The DUALIS study demonstrated efficacy and safety of switching to dolutegravir plus ritonavirboosted darunavir (DRV/r) (2DR) as compared to standard-of-care-therapy with two nucleoside reverse transcriptase inhibitors + DRV/r (3DR) in pretreated people living with HIV (PLWH), 48 weeks after switching. This DUALIS sub-study investigates health-related-quality-of-life (HrQoL) in this study-population. The Hospital Anxiety and Depression Scale (HADS) and the Medical Outcome Survey-HIV (MOS-HIV) were used assessing anxiety and depression symptoms, respectively HrQoL. Data were collected at baseline, 4, 24, and 48 weeks after randomization. Outcome scores were dichotomized and used as criteria in longitudinal models identifying differential developments.
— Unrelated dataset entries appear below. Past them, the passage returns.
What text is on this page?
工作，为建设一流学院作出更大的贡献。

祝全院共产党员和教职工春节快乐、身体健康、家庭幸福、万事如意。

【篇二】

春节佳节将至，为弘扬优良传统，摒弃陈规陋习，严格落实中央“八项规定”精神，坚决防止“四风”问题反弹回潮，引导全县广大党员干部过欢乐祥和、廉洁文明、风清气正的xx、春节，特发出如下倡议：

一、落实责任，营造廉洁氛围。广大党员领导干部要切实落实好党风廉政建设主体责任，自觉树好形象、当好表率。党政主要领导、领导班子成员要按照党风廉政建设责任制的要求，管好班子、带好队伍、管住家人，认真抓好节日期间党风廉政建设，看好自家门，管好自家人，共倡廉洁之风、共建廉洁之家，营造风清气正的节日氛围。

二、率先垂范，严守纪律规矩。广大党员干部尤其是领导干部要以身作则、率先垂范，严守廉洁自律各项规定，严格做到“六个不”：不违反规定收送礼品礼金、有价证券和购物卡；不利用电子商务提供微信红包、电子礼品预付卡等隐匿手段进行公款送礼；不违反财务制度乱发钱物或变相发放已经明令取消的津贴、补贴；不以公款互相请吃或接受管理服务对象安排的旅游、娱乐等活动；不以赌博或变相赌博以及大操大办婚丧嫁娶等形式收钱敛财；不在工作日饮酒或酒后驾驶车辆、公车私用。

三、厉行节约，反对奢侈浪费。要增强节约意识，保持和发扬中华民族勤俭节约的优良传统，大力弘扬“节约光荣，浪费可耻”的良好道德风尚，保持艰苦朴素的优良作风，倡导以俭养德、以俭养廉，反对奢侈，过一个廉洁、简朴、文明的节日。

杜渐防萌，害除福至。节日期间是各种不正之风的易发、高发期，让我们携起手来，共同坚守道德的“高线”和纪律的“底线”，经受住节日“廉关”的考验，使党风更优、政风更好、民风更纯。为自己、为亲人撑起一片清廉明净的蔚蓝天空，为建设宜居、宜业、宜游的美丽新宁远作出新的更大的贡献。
Odds ratios (ORs) with 95% confidence intervals (CIs) were computed as main measures of effects. ORs<1 indicate better results for HADS, and worse for MOS-HIV scores in the 2DR compared to 3DR group. In total, 263 subjects were randomized and treated (2DR n=131, 3DR n=132; median age 48 years). Significant different progressions could only be found for HADS-Depression scores (OR=.87, 95% CI: .78, .98, p=.02). While HADS-Depression scores decreased in the 2DR group, they increased in 3DR group. This sub-study showed no disadvantages regarding HrQoL in PLWH after switching to DTG+DRV/r. Considering lifelong requirements for antiretroviral medication, close attention to HrQL is required.